Club meetings and events are often an opportunity to share information about books and other resources which members might find useful.
A few items of interest that were recommended are:
From Alton Chan
The Great Pianists ( From Mozart to the present) by Harold C. Schonberg.
The Pianists Guide To Pedalling By Joseph Banowetz.
From Ann Grayburn
The House of Music by Kadiatu Kanneh- Mason.
A fascinating insight into this family, the lives of these amazing musicians, their background and what it takes to become a professional musician.
From Mark Ware
Here’s a few I enjoyed and would recommend any of them
Piano-specific
- The Perfect Wrong Note: Learning to Trust Your Musical Self by William Westney – most “how-to” books don’t work for me, but this is in a different class
- Speaking the Piano, Susan Tomes. (Plus I liked two of her other books: Out of Silence: A Pianist’s Yearbook, and Sleeping in Temples. Some might also like her The Piano: A History in 100 Pieces, but it didn’t do a lot for me)
- Playing the Piano for Pleasure: The Classic Guide to Improving Skills through Practice and Discipline by Charles Cooke – old-fashioned but still worth reading
- Instrumental: A Memoir of Madness, Medication and Music by James Rhodes – I suppose more of a misery-lit memoir than anything, but focussed on how playing the piano saved his sanity
- Piano Lessons: Music, Love, and True Adventures by Noah Adams
- Play It Again, by Alan Rusbridger – brilliant account of an average Grade-8-ish amateur learning (and then performaing) the Chopin G Minor Ballade (oh, and doing a few other things at the same time, like editing the Guardian through one of its most stressful moments!).

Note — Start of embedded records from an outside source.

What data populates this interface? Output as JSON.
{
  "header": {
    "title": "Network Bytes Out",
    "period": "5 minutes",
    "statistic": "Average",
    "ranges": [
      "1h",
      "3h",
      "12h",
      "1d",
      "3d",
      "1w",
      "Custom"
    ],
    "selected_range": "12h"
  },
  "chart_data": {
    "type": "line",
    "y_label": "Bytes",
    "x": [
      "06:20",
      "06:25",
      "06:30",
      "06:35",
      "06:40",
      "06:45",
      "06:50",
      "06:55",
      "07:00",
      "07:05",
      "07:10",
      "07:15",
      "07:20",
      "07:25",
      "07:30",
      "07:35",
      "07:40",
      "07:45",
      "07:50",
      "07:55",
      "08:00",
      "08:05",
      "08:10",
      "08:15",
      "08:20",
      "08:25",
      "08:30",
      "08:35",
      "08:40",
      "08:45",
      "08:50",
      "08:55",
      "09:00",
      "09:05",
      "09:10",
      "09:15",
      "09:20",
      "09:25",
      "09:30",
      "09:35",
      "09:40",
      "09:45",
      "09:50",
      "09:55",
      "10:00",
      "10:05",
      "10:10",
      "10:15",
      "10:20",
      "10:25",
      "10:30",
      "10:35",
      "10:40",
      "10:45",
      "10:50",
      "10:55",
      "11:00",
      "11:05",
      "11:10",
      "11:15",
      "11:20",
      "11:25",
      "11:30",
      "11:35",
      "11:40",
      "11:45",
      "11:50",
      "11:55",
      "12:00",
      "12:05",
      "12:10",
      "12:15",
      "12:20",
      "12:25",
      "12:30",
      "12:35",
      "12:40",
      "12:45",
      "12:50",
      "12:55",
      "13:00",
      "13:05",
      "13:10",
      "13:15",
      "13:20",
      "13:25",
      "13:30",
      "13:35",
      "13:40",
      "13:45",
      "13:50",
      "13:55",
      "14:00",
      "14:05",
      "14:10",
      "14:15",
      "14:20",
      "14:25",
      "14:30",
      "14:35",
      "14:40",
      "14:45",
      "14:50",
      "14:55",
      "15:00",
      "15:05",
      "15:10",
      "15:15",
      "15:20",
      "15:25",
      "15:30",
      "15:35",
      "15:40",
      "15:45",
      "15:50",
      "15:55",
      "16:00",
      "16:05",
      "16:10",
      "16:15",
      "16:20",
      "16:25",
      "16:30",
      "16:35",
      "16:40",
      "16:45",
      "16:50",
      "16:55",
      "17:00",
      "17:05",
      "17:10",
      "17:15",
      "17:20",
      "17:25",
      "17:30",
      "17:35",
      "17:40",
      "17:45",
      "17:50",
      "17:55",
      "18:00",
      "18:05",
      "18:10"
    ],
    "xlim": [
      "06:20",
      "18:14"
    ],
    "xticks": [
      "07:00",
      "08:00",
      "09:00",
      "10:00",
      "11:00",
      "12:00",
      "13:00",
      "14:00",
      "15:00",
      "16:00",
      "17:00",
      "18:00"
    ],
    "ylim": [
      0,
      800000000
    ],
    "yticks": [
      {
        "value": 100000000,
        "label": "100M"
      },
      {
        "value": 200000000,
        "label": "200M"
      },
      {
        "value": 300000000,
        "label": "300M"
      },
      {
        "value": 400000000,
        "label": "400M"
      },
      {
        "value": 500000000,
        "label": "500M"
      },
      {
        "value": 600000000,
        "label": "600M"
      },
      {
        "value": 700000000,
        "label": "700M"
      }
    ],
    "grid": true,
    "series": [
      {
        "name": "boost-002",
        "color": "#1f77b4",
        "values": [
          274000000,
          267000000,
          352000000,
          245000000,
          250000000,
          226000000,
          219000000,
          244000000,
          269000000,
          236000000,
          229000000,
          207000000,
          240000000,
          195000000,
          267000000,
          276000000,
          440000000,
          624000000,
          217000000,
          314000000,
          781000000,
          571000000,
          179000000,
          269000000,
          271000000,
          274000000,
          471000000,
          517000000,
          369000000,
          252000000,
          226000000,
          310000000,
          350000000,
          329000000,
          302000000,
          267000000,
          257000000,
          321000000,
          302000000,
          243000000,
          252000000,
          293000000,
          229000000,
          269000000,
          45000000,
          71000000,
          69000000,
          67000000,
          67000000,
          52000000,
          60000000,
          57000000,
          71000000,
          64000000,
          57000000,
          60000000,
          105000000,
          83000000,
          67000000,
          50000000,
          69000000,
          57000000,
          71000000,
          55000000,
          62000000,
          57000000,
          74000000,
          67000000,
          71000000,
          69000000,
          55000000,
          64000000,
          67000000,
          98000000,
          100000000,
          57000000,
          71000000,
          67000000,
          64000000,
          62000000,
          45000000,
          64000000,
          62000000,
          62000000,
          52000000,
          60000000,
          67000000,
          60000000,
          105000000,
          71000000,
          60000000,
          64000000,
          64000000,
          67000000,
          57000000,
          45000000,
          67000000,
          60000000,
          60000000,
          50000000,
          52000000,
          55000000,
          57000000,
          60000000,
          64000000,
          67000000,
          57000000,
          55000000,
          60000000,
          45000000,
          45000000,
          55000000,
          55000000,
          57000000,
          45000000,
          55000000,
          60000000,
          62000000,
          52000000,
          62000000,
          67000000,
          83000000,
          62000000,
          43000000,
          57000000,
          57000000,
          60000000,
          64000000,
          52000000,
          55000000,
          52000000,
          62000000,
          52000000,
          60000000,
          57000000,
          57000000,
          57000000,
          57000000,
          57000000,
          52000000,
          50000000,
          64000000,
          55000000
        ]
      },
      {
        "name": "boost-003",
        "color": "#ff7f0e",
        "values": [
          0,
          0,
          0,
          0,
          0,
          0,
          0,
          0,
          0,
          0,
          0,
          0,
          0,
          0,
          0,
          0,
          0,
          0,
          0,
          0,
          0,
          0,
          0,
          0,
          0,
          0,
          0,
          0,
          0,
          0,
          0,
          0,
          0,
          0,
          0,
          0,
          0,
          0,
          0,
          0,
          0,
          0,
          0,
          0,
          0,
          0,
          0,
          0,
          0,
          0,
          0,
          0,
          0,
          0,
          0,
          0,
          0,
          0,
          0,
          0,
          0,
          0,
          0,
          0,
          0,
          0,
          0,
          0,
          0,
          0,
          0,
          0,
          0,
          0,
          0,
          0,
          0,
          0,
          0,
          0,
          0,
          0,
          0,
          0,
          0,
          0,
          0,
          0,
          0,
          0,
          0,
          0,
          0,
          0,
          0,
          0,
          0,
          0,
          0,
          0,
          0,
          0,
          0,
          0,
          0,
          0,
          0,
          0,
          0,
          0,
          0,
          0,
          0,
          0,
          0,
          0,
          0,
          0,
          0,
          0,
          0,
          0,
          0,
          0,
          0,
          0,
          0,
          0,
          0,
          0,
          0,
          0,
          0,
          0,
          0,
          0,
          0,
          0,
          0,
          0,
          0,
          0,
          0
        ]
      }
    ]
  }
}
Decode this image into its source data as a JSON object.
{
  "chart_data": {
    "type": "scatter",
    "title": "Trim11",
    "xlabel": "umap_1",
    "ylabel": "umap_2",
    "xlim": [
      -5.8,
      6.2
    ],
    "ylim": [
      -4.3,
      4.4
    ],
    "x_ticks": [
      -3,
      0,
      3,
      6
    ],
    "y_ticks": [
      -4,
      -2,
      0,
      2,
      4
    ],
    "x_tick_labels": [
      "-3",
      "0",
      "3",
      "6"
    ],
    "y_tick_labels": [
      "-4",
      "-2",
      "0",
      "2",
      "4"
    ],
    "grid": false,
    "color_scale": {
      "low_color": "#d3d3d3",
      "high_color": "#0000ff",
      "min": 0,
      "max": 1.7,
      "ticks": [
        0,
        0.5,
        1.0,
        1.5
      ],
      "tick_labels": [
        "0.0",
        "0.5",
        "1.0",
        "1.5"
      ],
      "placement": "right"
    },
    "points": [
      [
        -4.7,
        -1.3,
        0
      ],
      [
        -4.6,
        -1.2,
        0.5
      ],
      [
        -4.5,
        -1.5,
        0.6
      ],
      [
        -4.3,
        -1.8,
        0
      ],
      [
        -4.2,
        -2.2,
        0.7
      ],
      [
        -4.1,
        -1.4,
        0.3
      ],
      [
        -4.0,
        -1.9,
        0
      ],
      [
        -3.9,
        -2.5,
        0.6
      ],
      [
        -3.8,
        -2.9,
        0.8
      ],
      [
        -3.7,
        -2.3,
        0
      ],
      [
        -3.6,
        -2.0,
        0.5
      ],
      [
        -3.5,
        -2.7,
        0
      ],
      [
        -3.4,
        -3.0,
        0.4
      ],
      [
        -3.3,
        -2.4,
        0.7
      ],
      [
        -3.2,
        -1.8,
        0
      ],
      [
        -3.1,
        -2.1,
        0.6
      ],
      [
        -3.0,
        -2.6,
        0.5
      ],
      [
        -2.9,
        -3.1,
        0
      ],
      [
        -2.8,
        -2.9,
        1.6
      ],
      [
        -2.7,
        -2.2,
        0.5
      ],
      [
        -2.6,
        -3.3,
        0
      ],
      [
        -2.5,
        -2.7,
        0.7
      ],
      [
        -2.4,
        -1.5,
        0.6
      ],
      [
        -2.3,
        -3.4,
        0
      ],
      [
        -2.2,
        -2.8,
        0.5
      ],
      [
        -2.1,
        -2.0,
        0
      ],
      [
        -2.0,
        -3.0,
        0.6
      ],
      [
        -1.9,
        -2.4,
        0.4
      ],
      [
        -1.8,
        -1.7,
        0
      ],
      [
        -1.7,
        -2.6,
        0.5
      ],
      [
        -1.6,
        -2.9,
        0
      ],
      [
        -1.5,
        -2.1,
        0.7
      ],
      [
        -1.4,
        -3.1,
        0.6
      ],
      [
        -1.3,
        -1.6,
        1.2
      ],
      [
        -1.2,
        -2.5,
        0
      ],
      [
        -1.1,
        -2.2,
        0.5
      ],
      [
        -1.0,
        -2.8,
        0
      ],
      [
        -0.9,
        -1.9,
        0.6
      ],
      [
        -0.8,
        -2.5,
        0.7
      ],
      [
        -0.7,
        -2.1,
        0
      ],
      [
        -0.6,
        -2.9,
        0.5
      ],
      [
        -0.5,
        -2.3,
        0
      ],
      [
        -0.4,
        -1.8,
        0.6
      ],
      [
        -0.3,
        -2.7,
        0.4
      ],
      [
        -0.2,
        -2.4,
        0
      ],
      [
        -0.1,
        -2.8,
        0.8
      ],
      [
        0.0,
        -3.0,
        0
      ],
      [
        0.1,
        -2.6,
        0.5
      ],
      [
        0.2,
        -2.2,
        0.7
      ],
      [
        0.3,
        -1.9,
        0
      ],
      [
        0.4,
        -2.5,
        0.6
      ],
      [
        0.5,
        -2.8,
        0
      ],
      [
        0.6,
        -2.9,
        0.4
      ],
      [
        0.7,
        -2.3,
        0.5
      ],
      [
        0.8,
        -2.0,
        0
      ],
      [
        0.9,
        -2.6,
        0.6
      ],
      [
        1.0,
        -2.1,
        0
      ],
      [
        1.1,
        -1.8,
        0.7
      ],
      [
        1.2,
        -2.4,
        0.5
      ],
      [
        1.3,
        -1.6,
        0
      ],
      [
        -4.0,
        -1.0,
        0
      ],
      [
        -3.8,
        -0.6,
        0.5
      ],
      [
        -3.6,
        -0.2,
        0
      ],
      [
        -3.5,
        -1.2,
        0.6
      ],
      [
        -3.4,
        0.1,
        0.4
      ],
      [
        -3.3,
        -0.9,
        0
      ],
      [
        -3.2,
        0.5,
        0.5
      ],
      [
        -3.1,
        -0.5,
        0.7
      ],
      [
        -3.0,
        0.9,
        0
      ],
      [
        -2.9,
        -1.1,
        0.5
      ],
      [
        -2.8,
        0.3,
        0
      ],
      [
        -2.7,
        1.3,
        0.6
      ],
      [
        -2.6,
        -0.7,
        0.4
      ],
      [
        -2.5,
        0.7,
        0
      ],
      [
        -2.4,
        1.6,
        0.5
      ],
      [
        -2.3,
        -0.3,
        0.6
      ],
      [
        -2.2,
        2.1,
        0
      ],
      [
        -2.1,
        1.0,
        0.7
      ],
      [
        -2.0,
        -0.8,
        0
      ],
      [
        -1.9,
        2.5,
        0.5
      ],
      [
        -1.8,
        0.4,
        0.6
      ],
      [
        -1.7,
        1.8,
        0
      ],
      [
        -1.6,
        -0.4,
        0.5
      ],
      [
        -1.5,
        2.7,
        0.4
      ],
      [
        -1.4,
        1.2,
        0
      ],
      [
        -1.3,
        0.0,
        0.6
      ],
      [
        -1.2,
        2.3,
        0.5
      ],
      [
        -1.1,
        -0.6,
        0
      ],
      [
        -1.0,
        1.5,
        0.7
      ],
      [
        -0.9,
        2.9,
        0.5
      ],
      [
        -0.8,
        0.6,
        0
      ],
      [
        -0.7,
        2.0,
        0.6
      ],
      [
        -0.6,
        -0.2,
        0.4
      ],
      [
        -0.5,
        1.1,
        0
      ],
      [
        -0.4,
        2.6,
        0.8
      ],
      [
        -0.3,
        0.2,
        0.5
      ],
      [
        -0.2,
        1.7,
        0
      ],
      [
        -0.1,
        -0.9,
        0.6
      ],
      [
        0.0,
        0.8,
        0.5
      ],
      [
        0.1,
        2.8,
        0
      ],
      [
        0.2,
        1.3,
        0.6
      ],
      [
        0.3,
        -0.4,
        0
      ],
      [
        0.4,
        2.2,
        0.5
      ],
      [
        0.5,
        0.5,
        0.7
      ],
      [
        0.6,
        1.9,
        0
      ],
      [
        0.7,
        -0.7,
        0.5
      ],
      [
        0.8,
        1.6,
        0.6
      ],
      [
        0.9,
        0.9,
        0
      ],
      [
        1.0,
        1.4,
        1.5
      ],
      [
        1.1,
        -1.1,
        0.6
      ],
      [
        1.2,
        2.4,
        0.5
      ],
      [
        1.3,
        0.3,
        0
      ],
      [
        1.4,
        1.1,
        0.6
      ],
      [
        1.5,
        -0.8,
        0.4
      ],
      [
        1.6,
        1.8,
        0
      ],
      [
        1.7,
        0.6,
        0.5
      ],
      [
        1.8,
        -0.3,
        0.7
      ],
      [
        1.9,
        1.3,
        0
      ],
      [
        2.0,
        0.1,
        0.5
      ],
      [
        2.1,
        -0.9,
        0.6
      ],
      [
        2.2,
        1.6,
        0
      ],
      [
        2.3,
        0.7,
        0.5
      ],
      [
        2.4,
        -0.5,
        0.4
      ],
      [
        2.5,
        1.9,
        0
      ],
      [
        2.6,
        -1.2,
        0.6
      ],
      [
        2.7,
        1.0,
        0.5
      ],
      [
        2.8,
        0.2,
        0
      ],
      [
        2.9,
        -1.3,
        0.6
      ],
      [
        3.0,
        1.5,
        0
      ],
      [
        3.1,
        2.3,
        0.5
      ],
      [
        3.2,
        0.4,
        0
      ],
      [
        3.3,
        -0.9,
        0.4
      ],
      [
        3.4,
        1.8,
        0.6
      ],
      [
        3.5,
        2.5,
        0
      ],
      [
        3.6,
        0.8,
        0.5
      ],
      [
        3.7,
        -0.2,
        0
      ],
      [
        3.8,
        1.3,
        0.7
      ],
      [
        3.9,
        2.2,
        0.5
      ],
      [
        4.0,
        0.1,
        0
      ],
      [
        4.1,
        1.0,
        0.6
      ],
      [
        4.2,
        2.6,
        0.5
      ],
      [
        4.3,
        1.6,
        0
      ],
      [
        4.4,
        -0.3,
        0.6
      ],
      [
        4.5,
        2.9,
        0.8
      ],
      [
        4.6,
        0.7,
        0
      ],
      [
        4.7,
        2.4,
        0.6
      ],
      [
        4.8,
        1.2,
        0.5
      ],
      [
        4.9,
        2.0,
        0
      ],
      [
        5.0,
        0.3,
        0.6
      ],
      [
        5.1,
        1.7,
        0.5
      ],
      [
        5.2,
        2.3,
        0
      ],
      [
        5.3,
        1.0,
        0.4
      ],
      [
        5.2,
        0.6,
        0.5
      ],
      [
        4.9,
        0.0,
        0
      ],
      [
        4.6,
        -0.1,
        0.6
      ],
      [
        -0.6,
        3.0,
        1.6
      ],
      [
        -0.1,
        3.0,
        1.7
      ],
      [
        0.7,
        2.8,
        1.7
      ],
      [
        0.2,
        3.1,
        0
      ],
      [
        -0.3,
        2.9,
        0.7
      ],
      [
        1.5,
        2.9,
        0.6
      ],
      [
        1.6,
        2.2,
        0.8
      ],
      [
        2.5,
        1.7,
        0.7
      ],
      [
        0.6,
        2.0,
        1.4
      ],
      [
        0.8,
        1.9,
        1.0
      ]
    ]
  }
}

I suspect most members will already have read it or know about it, but it’s hard to imagine any amateur pianist not loving this one
- The Piano Shop on the Left Bank: Discovering a Forgotten Passion in a Paris Atelier, by Thad Carhart
Music more generally
- The Rest Is Noise: Listening to the Twentieth Century, by Alex Ross – only my favourite ever book about music! (His follow-up book, Listen to This, is also good but not a patch on The Rest is Noise)
- Beethoven for a Later Age: The Journey of a String Quartet by Edward Dusinberre – I suspect this is more interesting if you’ve ever played in a string quartet and/or have a particular thing about Beethoven quartets, but it’s very well written
From Simon S
After the Golden Age: Romantic Pianism and Modern Performance, by Kenneth Hamilton – superb discussion on performance characteristics of the late 19th and early 20th centuries and their relevance to today’s pianists.
Hans von Bulow: A Life And Times, by Alan Walker – very positive and affectionate biography of one of the 19th centuries greatest pianists and conductors, friend of Liszt, Wagner, Brahms and Mahler, dedicatee of Tchaikovsky’s 1st piano concerto, whose waspish tongue often did him more harm than good unfortunately.
The Art Of The Piano: Its Performers, Literature And Recordings, by David Dubal – if you only buy one book on the piano and pianists buy this one! An encyclopedic book, wide ranging, highly readable and with lots of ‘opinion’.